José Rivas and Peter Willis
PETER WILLIS: Private competition law enforcement is an interesting point at the moment. We are seeing a lot more private actions in the national courts and there is also a European Directive just about to be finalised which will change things even more significantly in a number of Member States.
JOSE RIVAS: I see we are involved in separate cases across Europe, for example, we are involved in the escalator case in Germany; we are involved in the asphalt case in Sweden and the insurance case in Spain, and also we are very active in London.
PETER WILLIS: Yes, that's right the London courts are emerging as a particularly favourite jurisdiction for competition enforcement for various reasons and we've been involved in claims involving LCD displays and a number of other products as well.
JOSE RIVAS: As a firm we have been on both sides of the fence – we have represented and we represent claimants but we also represent defendants. This means that we have a unique perspective in the sense that we have an overall picture when defending clients or when attacking on behalf of the clients.
PETER WILLIS: That's right, I think the other thing that makes us special is the firm is very heavily focused on complex cross-border litigation. We've got the top patent litigators in Europe and there are very many similarities between competition claims and patent litigation. They involve complex jurisdictional issues, assessing markets, assessing products and so on.
JOSE RIVAS: Indeed, this has proven to be a very effective way to approach the market. The combination between outstanding litigation skills and competition or anti-trust skills.
We should make a distinction between the continent and the situation in the UK, certainly for continental jurisdictions some basic principles are going to be harmonised, for example, when a directive is going to have a strong impact, is the area of disclosure something that it is quite common in the UK but not so common in continental Europe.

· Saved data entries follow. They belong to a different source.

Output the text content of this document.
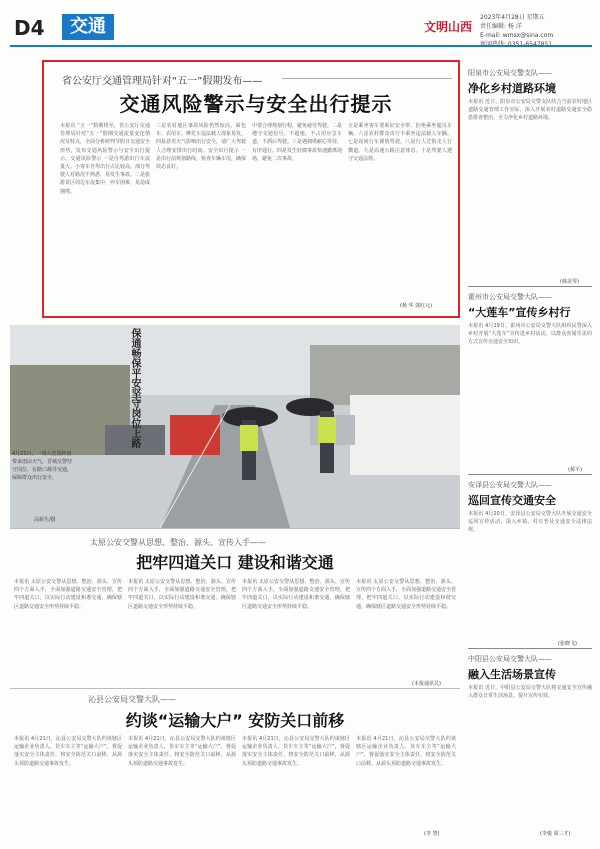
D4	交通	文明山西
2023年4月28日 星期五
责任编辑: 杨 洋
E-mail: wmsx@sina.com
省公安厅交通管理局针对“五一”假期发布——
交通风险警示与安全出行提示
本报讯 “五一”假期将至，省公安厅交通管理局针对“五一”假期交通流量变化情况及特点，全面分析研判节假日交通安全形势，发布交通风险警示与安全出行提示。交通风险警示 一是自驾游出行车流量大。小客车自驾出行占比较高，部分驾驶人对路况不熟悉，易发生事故。二是旅游景区周边车流集中，停车困难，易造成拥堵。
三是农村地区事故风险仍然较高。面包车、农用车、摩托车违法载人现象易发。四是恶劣天气影响出行安全，请广大驾驶人合理安排出行时间。安全出行提示 一是出行前规划路线，检查车辆车况，确保状态良好。
中要合理规划行程，避免疲劳驾驶。二是遵守交通信号，不超速、不占用应急车道、不酒后驾驶。三是遇拥堵耐心等待，有序通行。四是发生轻微事故快速撤离现场，避免二次事故。
五是乘坐客车要系好安全带，拒绝乘坐超员车辆。六是农村群众出行不乘坐违法载人车辆。七是夜间行车谨慎驾驶。八是行人过街走人行横道。九是高速公路注意休息。十是驾驶人遵守交通法规。
(杨 华 郭红元)
保通畅保平安坚守岗位上路
4月21日，一场大范围降雨带来雨凉天气，晋城交警坚守岗位，在路口疏导交通，保障群众出行安全。
高新生/摄
太原公安交警从思想、整治、源头、宣传入手——
把牢四道关口 建设和谐交通
本报讯 太原公安交警从思想、整治、源头、宣传四个方面入手，全面加强道路交通安全管理，把牢四道关口，以实际行动建设和谐交通，确保辖区道路交通安全形势持续平稳。
本报讯 太原公安交警从思想、整治、源头、宣传四个方面入手，全面加强道路交通安全管理，把牢四道关口，以实际行动建设和谐交通，确保辖区道路交通安全形势持续平稳。
本报讯 太原公安交警从思想、整治、源头、宣传四个方面入手，全面加强道路交通安全管理，把牢四道关口，以实际行动建设和谐交通，确保辖区道路交通安全形势持续平稳。
本报讯 太原公安交警从思想、整治、源头、宣传四个方面入手，全面加强道路交通安全管理，把牢四道关口，以实际行动建设和谐交通，确保辖区道路交通安全形势持续平稳。
(本报通讯员)
沁县公安局交警大队——
约谈“运输大户” 安防关口前移
本报讯 4月21日，沁县公安局交警大队约谈辖区运输企业负责人、货车车主等“运输大户”，督促落实安全主体责任，将安全防范关口前移，从源头预防道路交通事故发生。
本报讯 4月21日，沁县公安局交警大队约谈辖区运输企业负责人、货车车主等“运输大户”，督促落实安全主体责任，将安全防范关口前移，从源头预防道路交通事故发生。
本报讯 4月21日，沁县公安局交警大队约谈辖区运输企业负责人、货车车主等“运输大户”，督促落实安全主体责任，将安全防范关口前移，从源头预防道路交通事故发生。
本报讯 4月21日，沁县公安局交警大队约谈辖区运输企业负责人、货车车主等“运输大户”，督促落实安全主体责任，将安全防范关口前移，从源头预防道路交通事故发生。
(李 慧)
阳泉市公安局交警支队——
净化乡村道路环境
本报讯 近日，阳泉市公安局交警支队结合当前农村地区道路交通管理工作实际，深入开展农村道路交通安全隐患排查整治，全力净化乡村道路环境。
(韩美琴)
霍州市公安局交警大队——
“大莲车”宣传乡村行
本报讯 4月19日，霍州市公安局交警大队组织民警深入乡村开展“大莲车”宣传进乡村活动，以群众喜闻乐见的方式宣传交通安全知识。
(郝平)
安泽县公安局交警大队——
巡回宣传交通安全
本报讯 4月20日，安泽县公安局交警大队开展交通安全巡回宣传活动，深入乡镇、村庄普及交通安全法律法规。
(张晓飞)
中阳县公安局交警大队——
融入生活场景宣传
本报讯 近日，中阳县公安局交警大队将交通安全宣传融入群众日常生活场景，提升宣传实效。
(李俊 周三才)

PETER WILLIS: Yes, that's right. In English courts there is already a very extensive disclosure of evidence between the parties and actually that is one of the reasons why the English courts are popular for this kind of claim so that you can get access to the evidence. So that won't change so much in the UK but we will see changes on things like time limits and the way that claims are allocated and the way that liability is divided up between the parties. That will change in the UK as well.
JOSE RIVAS: Without any doubt, once the directive is adopted the number of claims in Europe will increase. Ironically, what we are witnessing is that the number of claims is already increasing even before the directive is adopted.
This document is a transcript of an edited video recorded in September 2014.